Alvaro Obregón Cautiously Implements
With the election of Alvaro Obregón to a four-year presidential term in 1920, Mexican politicians set to work on implementing the Constitution that had been drafted and promulgated at Querétaro in 1917. The war-torn country was closer to peace than it had been for a decade. Zapata had been killed, and, just a few weeks before Obregón assumed the high office, even the indomitable Pancho Villa had accepted a peace offering from the federal government. A good-sized hacienda, Canutillo, was given to him as an assurance that he would not again break the peace. The rigorous defender of the poor had grown tired, and he swallowed his pride to settle down in the comfortable role of an hacendado.
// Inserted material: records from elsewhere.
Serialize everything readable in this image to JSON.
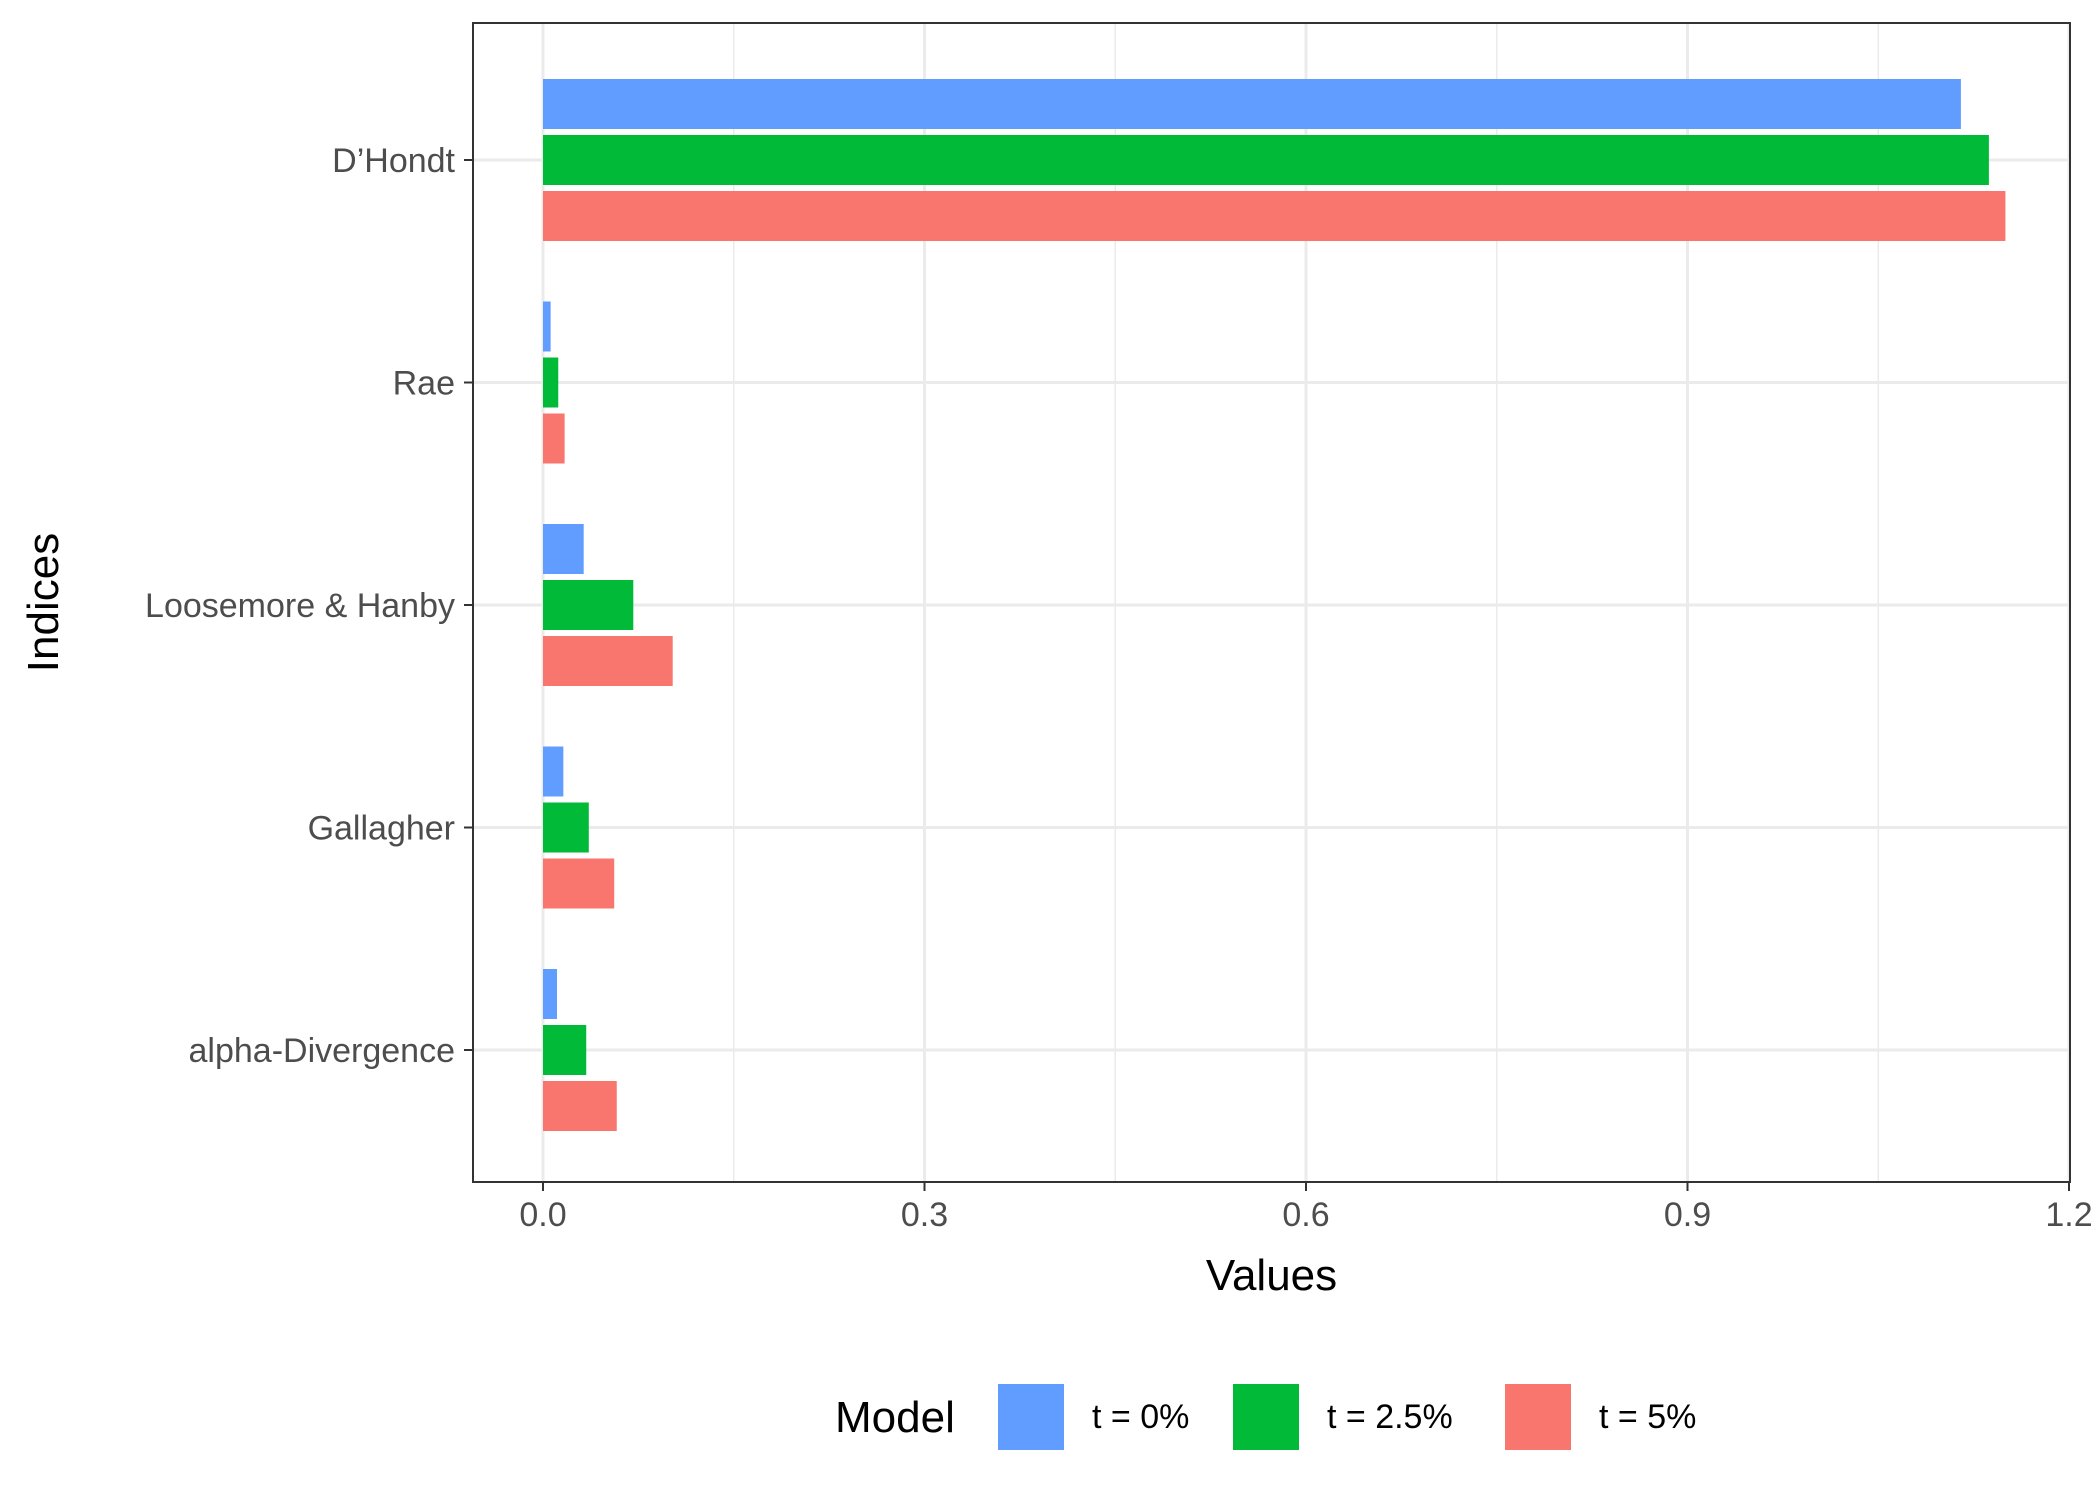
{
  "chart_data": {
    "type": "bar",
    "orientation": "horizontal",
    "xlabel": "Values",
    "ylabel": "Indices",
    "xlim": [
      -0.055,
      1.2
    ],
    "x_ticks": [
      "0.0",
      "0.3",
      "0.6",
      "0.9",
      "1.2"
    ],
    "x_tick_values": [
      0,
      0.3,
      0.6,
      0.9,
      1.2
    ],
    "categories": [
      "D’Hondt",
      "Rae",
      "Loosemore & Hanby",
      "Gallagher",
      "alpha-Divergence"
    ],
    "series": [
      {
        "name": "t = 0%",
        "color": "#619CFF",
        "values": [
          1.115,
          0.006,
          0.032,
          0.016,
          0.011
        ]
      },
      {
        "name": "t = 2.5%",
        "color": "#00BA38",
        "values": [
          1.137,
          0.012,
          0.071,
          0.036,
          0.034
        ]
      },
      {
        "name": "t = 5%",
        "color": "#F8766D",
        "values": [
          1.15,
          0.017,
          0.102,
          0.056,
          0.058
        ]
      }
    ],
    "grid": true,
    "legend": {
      "title": "Model",
      "position": "bottom"
    }
  }
}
Obregón immediately turned his attention to the pressing problems of national reconstruction. A powerful and persuasive orator, he enjoyed a wide base of popular support. He was far from being a radical, but, unlike the nineteenth-century liberals, he was concerned with more than political reform. Unfortunately, the beginning of his administration coincided with the post–World War I economic slump. Prices of gold, silver, copper, zinc, henequen, and cattle were depressed. Unemployment was rampant in these industries, and the government’s foreign exchange from these products fell off drastically. Hunger and general privation were more evident than they had been during the late Porfiriato. Only the price and demand for oil remained stable, and by 1921 Mexico was producing 193 million barrels, making it the world’s third largest producer of petroleum. Oil reserves, even with an inadequate taxation structure, sustained the administration and enabled the president to embark upon a modest implementation of the Constitution of 1917.
To implement Article 3 Obregón named José Vasconcelos, one of Mexico’s most illustrious men of letters, to be secretary of education.